In another slide Dr. Pereira shared a picture of one cross-section of an entire villus, while she stressed that there is a lot of work that goes into any one section that is analyzed. She added, “This is the model that we felt confident in by studying isolated primary cells from the placenta and also we had already begun to characterize their pattern of infection at the uterine placental interface.”
Seeing this, Dr. Pereira and her colleagues sought to find the answer to another question: What is the real target for the Zika virus? The researchers compared a Ugandan prototype strain (MR766) of the virus (from their studies
) with an epidemic Nicaraguan strain of Zika virus. After further exploration, she found that the patterns pertaining to the cytotrophoblasts and the Hofbauer cells
“are consistently reproducible in all of the tissues.” She added that there are functional differences manifested in cytotrophoblasts infected by the Nicaraguan strain of the virus and those infected by the phototype strain. “We see that Zika-infected cytotrophoblasts downregulate a marker of cell proliferation [Ki67] and we think that the [villus] explant model is useful for testing drugs to [fight] Zika virus that are suitable for pregnancy,” she said.
Taking a closer look at the Ugandan prototype strain versus the Nicaraguan strain, the researchers began to see the differences “which we had hints at but didn’t really know until we counted all of the migrating cells and measured everything.” Dr. Pereira showed pictures illustrating the Ugandan prototype strain and how only a few cells had migrated out at 3 days’ post-infection. Another picture illustrated how the cells in the Nicaraguan strain actually traveled four times the distance than what was seen in the prototype strain; they both expressed ZIKV E and NS3 proteins that produce infectious virus.

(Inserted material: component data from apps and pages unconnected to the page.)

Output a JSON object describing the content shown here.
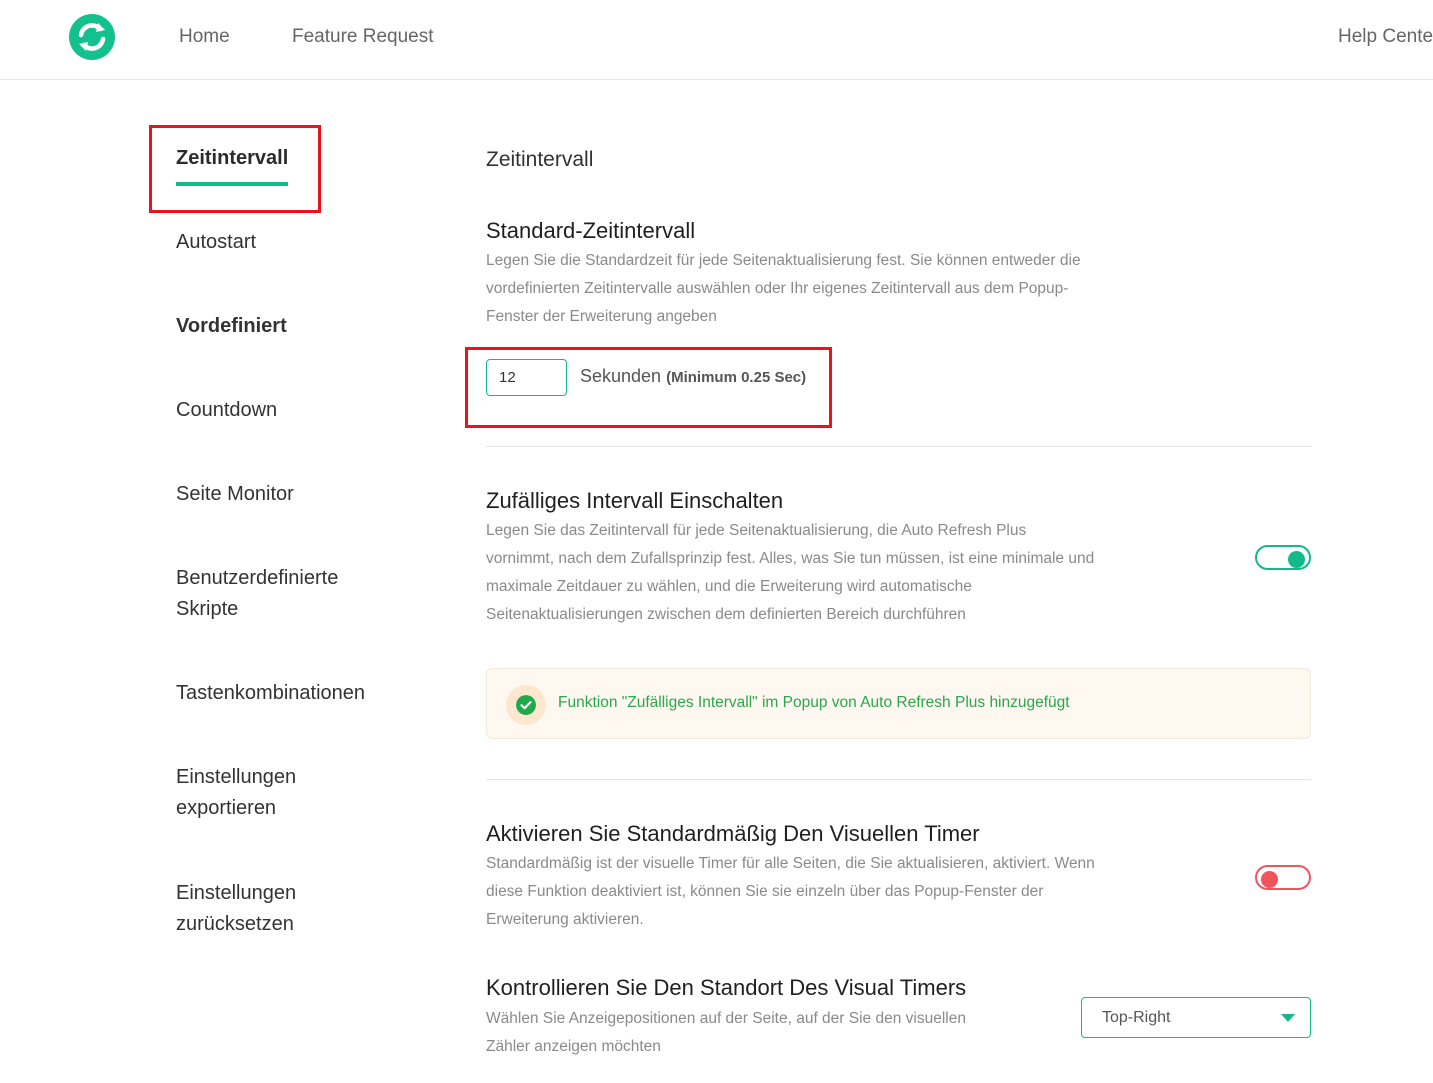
{
  "header": {
    "logo_icon": "refresh-logo-icon",
    "nav": {
      "home": "Home",
      "feature_request": "Feature Request",
      "help_center": "Help Center"
    }
  },
  "sidebar": {
    "items": [
      {
        "label": "Zeitintervall",
        "active": true
      },
      {
        "label": "Autostart"
      },
      {
        "label": "Vordefiniert"
      },
      {
        "label": "Countdown"
      },
      {
        "label": "Seite Monitor"
      },
      {
        "label": "Benutzerdefinierte Skripte"
      },
      {
        "label": "Tastenkombinationen"
      },
      {
        "label": "Einstellungen exportieren"
      },
      {
        "label": "Einstellungen zurücksetzen"
      }
    ]
  },
  "main": {
    "section_title": "Zeitintervall",
    "default_interval": {
      "title": "Standard-Zeitintervall",
      "description": "Legen Sie die Standardzeit für jede Seitenaktualisierung fest. Sie können entweder die vordefinierten Zeitintervalle auswählen oder Ihr eigenes Zeitintervall aus dem Popup-Fenster der Erweiterung angeben",
      "value": "12",
      "unit": "Sekunden",
      "hint": "(Minimum 0.25 Sec)"
    },
    "random_interval": {
      "title": "Zufälliges Intervall Einschalten",
      "description": "Legen Sie das Zeitintervall für jede Seitenaktualisierung, die Auto Refresh Plus vornimmt, nach dem Zufallsprinzip fest. Alles, was Sie tun müssen, ist eine minimale und maximale Zeitdauer zu wählen, und die Erweiterung wird automatische Seitenaktualisierungen zwischen dem definierten Bereich durchführen",
      "enabled": true,
      "notice": "Funktion \"Zufälliges Intervall\" im Popup von Auto Refresh Plus hinzugefügt"
    },
    "visual_timer": {
      "title": "Aktivieren Sie Standardmäßig Den Visuellen Timer",
      "description": "Standardmäßig ist der visuelle Timer für alle Seiten, die Sie aktualisieren, aktiviert. Wenn diese Funktion deaktiviert ist, können Sie sie einzeln über das Popup-Fenster der Erweiterung aktivieren.",
      "enabled": false
    },
    "timer_location": {
      "title": "Kontrollieren Sie Den Standort Des Visual Timers",
      "description": "Wählen Sie Anzeigepositionen auf der Seite, auf der Sie den visuellen Zähler anzeigen möchten",
      "selected": "Top-Right"
    }
  },
  "colors": {
    "accent": "#13b98a",
    "off": "#f0555c",
    "highlight": "#e8141c",
    "notice_text": "#27a84a"
  }
}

In order to prove it, the researchers took a closer look at the other cell type that was infected: Hofbauer cells in the villus core. She explained that the Hofbauer cells “express E [and] NS3 [proteins]. They are in the villus core [that border proximal cell columns]. There are no infected cytotrophoblasts around them, so they are independently infected from the cytotrophoblasts. They have to be close to an area of cell columns and somehow prepare the area for Hofbauer cells to become infected. We don’t know what that is, but that connection happens.”

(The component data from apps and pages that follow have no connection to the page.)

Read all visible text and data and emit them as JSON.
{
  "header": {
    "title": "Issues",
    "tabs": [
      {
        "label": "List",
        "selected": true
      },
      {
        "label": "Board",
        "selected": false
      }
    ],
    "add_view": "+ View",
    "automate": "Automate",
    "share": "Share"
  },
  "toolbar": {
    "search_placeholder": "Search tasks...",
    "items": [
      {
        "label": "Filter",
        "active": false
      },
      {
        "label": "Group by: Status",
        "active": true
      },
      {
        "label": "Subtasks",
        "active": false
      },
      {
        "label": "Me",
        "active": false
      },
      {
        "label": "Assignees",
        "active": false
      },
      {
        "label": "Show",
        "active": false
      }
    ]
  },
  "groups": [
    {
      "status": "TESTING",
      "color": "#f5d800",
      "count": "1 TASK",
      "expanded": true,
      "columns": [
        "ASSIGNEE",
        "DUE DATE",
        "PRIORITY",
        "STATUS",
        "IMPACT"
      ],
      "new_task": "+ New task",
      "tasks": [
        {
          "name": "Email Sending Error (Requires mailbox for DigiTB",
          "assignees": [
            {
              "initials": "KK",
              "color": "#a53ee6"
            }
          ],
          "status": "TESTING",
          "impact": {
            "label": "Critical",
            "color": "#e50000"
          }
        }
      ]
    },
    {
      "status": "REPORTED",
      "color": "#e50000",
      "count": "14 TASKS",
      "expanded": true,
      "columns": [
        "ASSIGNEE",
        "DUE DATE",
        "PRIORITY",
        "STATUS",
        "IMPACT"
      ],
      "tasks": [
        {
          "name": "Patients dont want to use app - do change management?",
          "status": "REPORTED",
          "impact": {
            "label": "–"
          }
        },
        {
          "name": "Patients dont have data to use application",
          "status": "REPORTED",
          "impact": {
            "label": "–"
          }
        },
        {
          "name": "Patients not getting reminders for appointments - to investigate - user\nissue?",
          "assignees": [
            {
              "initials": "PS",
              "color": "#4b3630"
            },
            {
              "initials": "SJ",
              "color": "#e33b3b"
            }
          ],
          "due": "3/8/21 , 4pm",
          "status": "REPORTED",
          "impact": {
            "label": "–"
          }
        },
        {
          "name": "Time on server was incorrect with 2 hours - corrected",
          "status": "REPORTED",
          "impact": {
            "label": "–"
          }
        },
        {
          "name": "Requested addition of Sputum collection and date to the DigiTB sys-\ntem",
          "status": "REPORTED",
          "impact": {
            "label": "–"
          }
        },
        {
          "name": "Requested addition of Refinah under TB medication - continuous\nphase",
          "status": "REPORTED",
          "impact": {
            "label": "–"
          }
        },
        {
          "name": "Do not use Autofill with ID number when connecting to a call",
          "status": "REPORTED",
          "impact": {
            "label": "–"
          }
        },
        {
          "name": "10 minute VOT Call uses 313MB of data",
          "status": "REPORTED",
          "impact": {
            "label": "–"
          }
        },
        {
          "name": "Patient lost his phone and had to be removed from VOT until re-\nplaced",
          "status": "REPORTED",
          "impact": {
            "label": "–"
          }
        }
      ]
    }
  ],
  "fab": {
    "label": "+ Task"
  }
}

As the villi branch, first they sprout, and then make a new villus; this actually works to prepare the villus core to “allow the virus to reach the Hofbauer cells inside.” The cytotrophoblasts outside are not infected. Dr. Pereira also stressed that the Hofbauer cells surround the villus blood vessel so closely that, at first, the researchers couldn’t discern if they were actually a part of the blood vessel edge. They also found that, “A Hofbauer cell being infected could bring virus close to this blood vessel and infect the fetal bloodstream.”